Fen ve inkılap apayrı zaten. Hiç konuşmayalım onları. Biz daha "Atatürk nerede doğdu?" diye sorarken adamlar ölümünden soru çıkarmış, fende sadece harflerin ne anlama geldiğini söylerken hazırlayan piçler harfleri birbirine karıştırmış, soru yapmış karman çorman. İngilizcede de zaten sadece üstte resim verip altta sorusunu soran soruları yapabildim, neredeyse hepsi resimliydi ama karikatür yapmışlardı, konuşma baloncuğunu dolduruyorduk. 2 saatlik sınav yarım saatte bitti ve optik bomboş bir şekilde kitapçığı ve optiği verip çıktım.
Otobüs...
Ben çıktım, artık nasıl bir şeysem herkes arkamdan pıtı pıtı kitapçıklarını verip geliyor. Oturduk daldık sohbete.

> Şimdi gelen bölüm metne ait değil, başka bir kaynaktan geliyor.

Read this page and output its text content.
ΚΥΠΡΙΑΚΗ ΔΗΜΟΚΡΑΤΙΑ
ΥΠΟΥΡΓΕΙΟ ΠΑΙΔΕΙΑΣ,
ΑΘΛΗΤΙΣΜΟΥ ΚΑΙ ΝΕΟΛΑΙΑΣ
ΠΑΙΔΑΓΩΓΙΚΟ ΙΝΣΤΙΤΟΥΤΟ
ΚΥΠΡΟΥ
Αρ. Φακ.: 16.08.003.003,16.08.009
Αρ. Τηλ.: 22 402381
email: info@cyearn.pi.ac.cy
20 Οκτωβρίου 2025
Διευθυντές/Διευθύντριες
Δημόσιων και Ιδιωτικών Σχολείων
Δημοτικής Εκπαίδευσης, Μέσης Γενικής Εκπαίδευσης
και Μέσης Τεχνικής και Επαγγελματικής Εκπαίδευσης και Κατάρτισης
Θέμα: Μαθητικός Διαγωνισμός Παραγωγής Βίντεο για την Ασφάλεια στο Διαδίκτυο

Sanki daha demin egoizmin doruklarında yaşamıyorlardı benim arkadaşlarım, birden tavandan yere hatta yerin dibine çöktüler.
- Oha ağzına sıçim bu ne!
- Boku yedik abi, insan biraz ilk konudan soru koyar!
- Konuları da vermedilerki Allahsızlar!
- Off ki ne off!!!
Sohbet baya uzun sürdü ve tam sınavın bittiği zamanda hepimiz dershaneden çıkıp otobüslere bindik. Cama yaslanmışım, başım ağrıyor. Niye ağrıyorsa artık, giren sınav yüzünden mi yoksa bilmem kaç soruluk sınavın 30-40 arası sorusunu yaptığım için mi bilemem... 
Tam o anda annem aradı. "Herhalde nasıl geçtiğini soracak, dayanamadı kadın tabi." diye kendi kendime konuşuyorum. 
- Efendim anne?
- Oğlum bu ne?
- Ne ne?
- Sınav sonucun. Batırmışsın!
- Oha anne ne çabuk geldi sana bu ya!
- Bilemem artık!
Otobüste sinir krizi geçirdim resmen, arkadaşlar da ben annemle konuşurken bir tomar mesaj atmış, "Lan anneme sonuç geldi??" diyen de var, "Daha sınav bize gireli yarım saat olmadı, ne çabuk bu lan?!" diyen de... 
Otobüsten indim ve eve doğru yürürken aklımdan geçiriyorum...
Niye bu sınav hemen okundu da anneme mesaj gitti acaba diye.
Sanırım buldum.
Optikler boş ya.
Optik okuyucu bayram etmiştir o gün...
Okuyabileceği, işaretlenmiş sorusu olmadığı için... 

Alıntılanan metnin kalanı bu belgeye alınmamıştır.